Much of this inexplicable logic at the top will sort itself out eventually. But much more concerning is the stuff that may not sort itself out. I am speaking, most prominently, of the undefeated team ranked at No. 13. That would be Memphis, who beat Ole Miss out of the Southeastern Conference by two touchdowns, and whose strength of schedule (No. 53) is equivalent of Iowa and Baylor. And yet Iowa was ranked ninth and Baylor was ranked sixth. In addition, two other undefeated teams from outside the Power Five conferences, Houston and Toledo, were thrown in at 24th and 25th, respectively, as if they were being endowed with last-second participatory ribbons. Hours later, Toledo would be upset by Northern Illinois, thereby forfeiting said ribbon.
Now, maybe if Memphis wins road games against Houston and a very good Temple team back to back, and maybe if serious absurdity ensues in the major-conference ranks, the Tigers could make the leap into the top four.
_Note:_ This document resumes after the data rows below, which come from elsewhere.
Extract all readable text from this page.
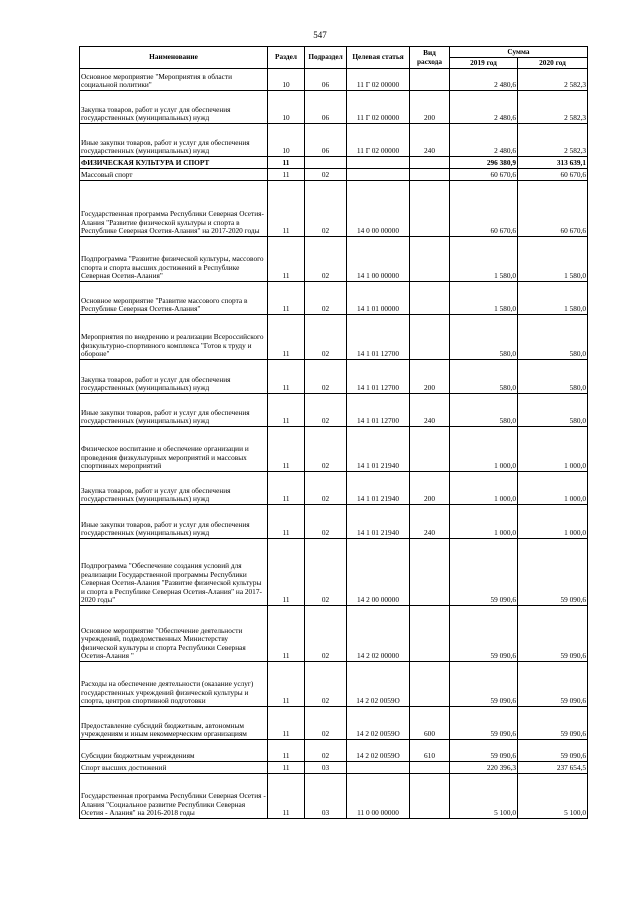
547
Наименование	Раздел	Подраздел	Целевая статья	Вид расхода	Сумма	
					2019 год	2020 год
Основное мероприятие "Мероприятия в области социальной политики"	10	06	11 Г 02 00000		2 480,6	2 582,3
Закупка товаров, работ и услуг для обеспечения государственных (муниципальных) нужд	10	06	11 Г 02 00000	200	2 480,6	2 582,3
Иные закупки товаров, работ и услуг для обеспечения государственных (муниципальных) нужд	10	06	11 Г 02 00000	240	2 480,6	2 582,3
ФИЗИЧЕСКАЯ КУЛЬТУРА И СПОРТ	11				296 380,9	313 639,1
Массовый спорт	11	02			60 670,6	60 670,6
Государственная программа Республики Северная Осетия-Алания "Развитие физической культуры и спорта в Республике Северная Осетия-Алания" на 2017-2020 годы	11	02	14 0 00 00000		60 670,6	60 670,6
Подпрограмма "Развитие физической культуры, массового спорта и спорта высших достижений в Республике Северная Осетия-Алания"	11	02	14 1 00 00000		1 580,0	1 580,0
Основное мероприятие "Развитие массового спорта в Республике Северная Осетия-Алания"	11	02	14 1 01 00000		1 580,0	1 580,0
Мероприятия по внедрению и реализации Всероссийского физкультурно-спортивного комплекса "Готов к труду и обороне"	11	02	14 1 01 12700		580,0	580,0
Закупка товаров, работ и услуг для обеспечения государственных (муниципальных) нужд	11	02	14 1 01 12700	200	580,0	580,0
Иные закупки товаров, работ и услуг для обеспечения государственных (муниципальных) нужд	11	02	14 1 01 12700	240	580,0	580,0
Физическое воспитание и обеспечение организации и проведения физкультурных мероприятий и массовых спортивных мероприятий	11	02	14 1 01 21940		1 000,0	1 000,0
Закупка товаров, работ и услуг для обеспечения государственных (муниципальных) нужд	11	02	14 1 01 21940	200	1 000,0	1 000,0
Иные закупки товаров, работ и услуг для обеспечения государственных (муниципальных) нужд	11	02	14 1 01 21940	240	1 000,0	1 000,0
Подпрограмма "Обеспечение создания условий для реализации Государственной программы Республики Северная Осетия-Алания "Развитие физической культуры и спорта в Республике Северная Осетия-Алания" на 2017-2020 годы"	11	02	14 2 00 00000		59 090,6	59 090,6
Основное мероприятие "Обеспечение деятельности учреждений, подведомственных Министерству физической культуры и спорта Республики Северная Осетия-Алания "	11	02	14 2 02 00000		59 090,6	59 090,6
Расходы на обеспечение деятельности (оказание услуг) государственных учреждений физической культуры и спорта, центров спортивной подготовки	11	02	14 2 02 0059О		59 090,6	59 090,6
Предоставление субсидий бюджетным, автономным учреждениям и иным некоммерческим организациям	11	02	14 2 02 0059О	600	59 090,6	59 090,6
Субсидии бюджетным учреждениям	11	02	14 2 02 0059О	610	59 090,6	59 090,6
Спорт высших достижений	11	03			220 396,3	237 654,5
Государственная программа Республики Северная Осетия - Алания "Социальное развитие Республики Северная Осетия - Алания" на 2016-2018 годы	11	03	11 0 00 00000		5 100,0	5 100,0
But once again, I doubt it; once again, that felt to me like another part of the show. Once again, it seemed like the committee had chosen to place its judgment in scheduling criteria that may prove impossible for a team like Memphis to overcome. Once again, the committee was weighting itself in favor of the powerful.
But hell, I suppose that’s why oligarchies exist, and I suppose that’s yet another reason why college football is the most American of sports: Because it knows how to ply the masses with reality television. Because it never fails to deliver a fascinating brand of nonsense.